Blackstone triumphs in Hipgnosis bidding war as Concord refuses to raise offer

Blackstone has triumphed in the bidding war for Hipgnosis Songs Fund, as rival Concord Music has refused to raise its offer.

In a stock exchange announcement today, Concord said it would not be increasing its offer of $1.25 per Hipgnosis share, leaving Blackstone’s offer of $1.30 per share as the highest offer on the table.

The bidding war first broke out on 18 April, after Concord initially offered $1.4bn for the portfolio of the music rights trust.
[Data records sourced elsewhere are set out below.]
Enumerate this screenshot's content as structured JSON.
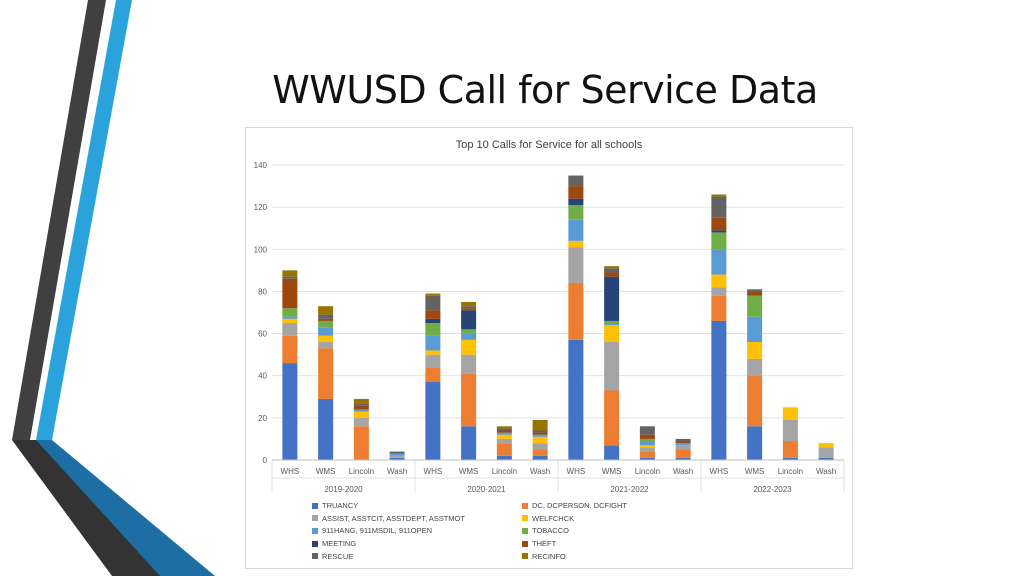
{
  "slide": {
    "title": "WWUSD Call for Service Data",
    "decoration_colors": {
      "dark": "#404040",
      "blue": "#2aa3dc",
      "deep_blue": "#1c6ea4"
    }
  },
  "chart_data": {
    "type": "bar",
    "stacked": true,
    "title": "Top 10 Calls for Service for all schools",
    "xlabel": "",
    "ylabel": "",
    "ylim": [
      0,
      140
    ],
    "yticks": [
      0,
      20,
      40,
      60,
      80,
      100,
      120,
      140
    ],
    "grid": true,
    "legend_position": "bottom",
    "groups": [
      {
        "label": "2019-2020",
        "categories": [
          "WHS",
          "WMS",
          "Lincoln",
          "Wash"
        ]
      },
      {
        "label": "2020-2021",
        "categories": [
          "WHS",
          "WMS",
          "Lincoln",
          "Wash"
        ]
      },
      {
        "label": "2021-2022",
        "categories": [
          "WHS",
          "WMS",
          "Lincoln",
          "Wash"
        ]
      },
      {
        "label": "2022-2023",
        "categories": [
          "WHS",
          "WMS",
          "Lincoln",
          "Wash"
        ]
      }
    ],
    "series": [
      {
        "name": "TRUANCY",
        "color": "#4472c4",
        "values": [
          46,
          29,
          0,
          1,
          37,
          16,
          2,
          2,
          57,
          7,
          1,
          1,
          66,
          16,
          1,
          1
        ]
      },
      {
        "name": "DC, DCPERSON, DCFIGHT",
        "color": "#ed7d31",
        "values": [
          13,
          24,
          16,
          0,
          7,
          25,
          6,
          3,
          27,
          26,
          3,
          4,
          12,
          24,
          8,
          0
        ]
      },
      {
        "name": "ASSIST, ASSTCIT, ASSTDEPT, ASSTMOT",
        "color": "#a5a5a5",
        "values": [
          6,
          3,
          4,
          1,
          6,
          9,
          2,
          3,
          17,
          23,
          2,
          2,
          4,
          8,
          10,
          5
        ]
      },
      {
        "name": "WELFCHCK",
        "color": "#ffc000",
        "values": [
          2,
          3,
          3,
          0,
          2,
          7,
          2,
          3,
          3,
          8,
          1,
          0,
          6,
          8,
          6,
          2
        ]
      },
      {
        "name": "911HANG, 911MSDIL, 911OPEN",
        "color": "#5b9bd5",
        "values": [
          1,
          4,
          1,
          1,
          7,
          3,
          1,
          1,
          10,
          1,
          2,
          1,
          12,
          12,
          0,
          0
        ]
      },
      {
        "name": "TOBACCO",
        "color": "#70ad47",
        "values": [
          4,
          3,
          0,
          0,
          6,
          2,
          0,
          0,
          7,
          1,
          1,
          0,
          8,
          10,
          0,
          0
        ]
      },
      {
        "name": "MEETING",
        "color": "#264478",
        "values": [
          0,
          0,
          0,
          0,
          2,
          9,
          0,
          0,
          3,
          21,
          0,
          0,
          1,
          0,
          0,
          0
        ]
      },
      {
        "name": "THEFT",
        "color": "#9e480e",
        "values": [
          14,
          1,
          2,
          0,
          4,
          1,
          1,
          1,
          6,
          2,
          2,
          1,
          6,
          2,
          0,
          0
        ]
      },
      {
        "name": "RESCUE",
        "color": "#636363",
        "values": [
          1,
          2,
          1,
          1,
          7,
          1,
          1,
          1,
          5,
          2,
          4,
          1,
          10,
          1,
          0,
          0
        ]
      },
      {
        "name": "RECINFO",
        "color": "#997300",
        "values": [
          3,
          4,
          2,
          0,
          1,
          2,
          1,
          5,
          0,
          1,
          0,
          0,
          1,
          0,
          0,
          0
        ]
      }
    ]
  }
}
Blackstone launched a series of counteroffers, before its fourth bid finally valued Hipgnosis at higher than what Concord had been pitching for on 20 April.
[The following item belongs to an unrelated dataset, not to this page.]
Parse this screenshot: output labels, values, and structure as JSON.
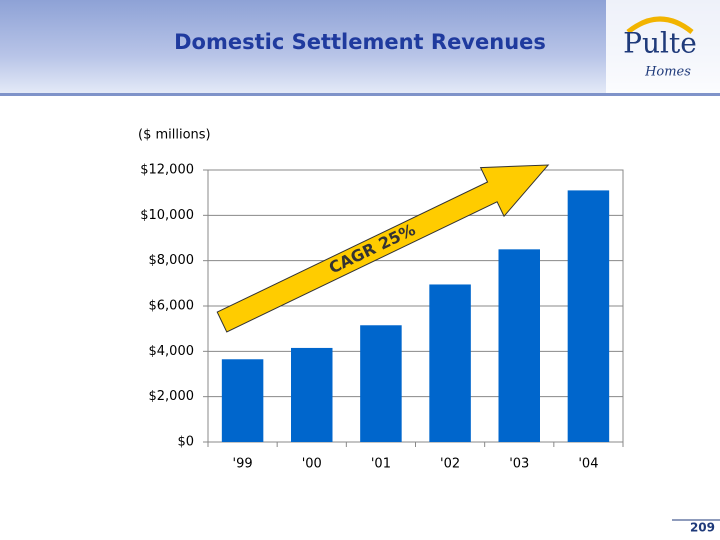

“This closes the chapter on a long period of turmoil for the fund, and the portfolio will now definitively revert to Blackstone, eliminating any remaining upside from a further round of bids,” said Shavar Halberstadt, analyst at Winterflood.

“In the end, the board has managed to elicit a helpful outcome for shareholders, with a share price total return of 45 per cent year-to-date, and procedural details will follow in the coming weeks.”

Numis analysts Ewan Lovett-Turner and Gavin Trodd said they suspected that Concord may have been constrained by its funding, “given its increased offer was accompanied with an additional debt facility and a commitment to sell 30 per cent of the portfolio over 18 to 24 months”.

“We do not expect any other competing offers, as we expect these would have come out of the woodwork already, and press speculation was that other offers were at lower levels,” they added.

Looming over the entire bidding war was Blackstone’s threat to fall back on their ability to buy out the entire portfolio of Hipgnosis, thanks to their ownership of the trust’s investment manager.

This call option was contentious, as it required the investment manager to not be let go with cause, and some analysts began worrying that a protracted legal battle may emerge if Blackstone pursued the option.

The relationship between the board of Hipgnosis and its investment manager has seriously deteriorated over the last year, culminating in an independent report that found the trust’s adviser had inflated growth figures and overstated the value of its portfolio, with the board fully accepting the report.

The independent valuer Shot Capital slammed HSM for falling “below industry standards”, adding that it had “failed to invest in systems and provide the services required to effectively manage a catalogue of 40,000+ songs”.

Now however, Blackstone will be able to buy Hipgnosis and put an end to a “problem child” investment, as the Numis analysts termed it.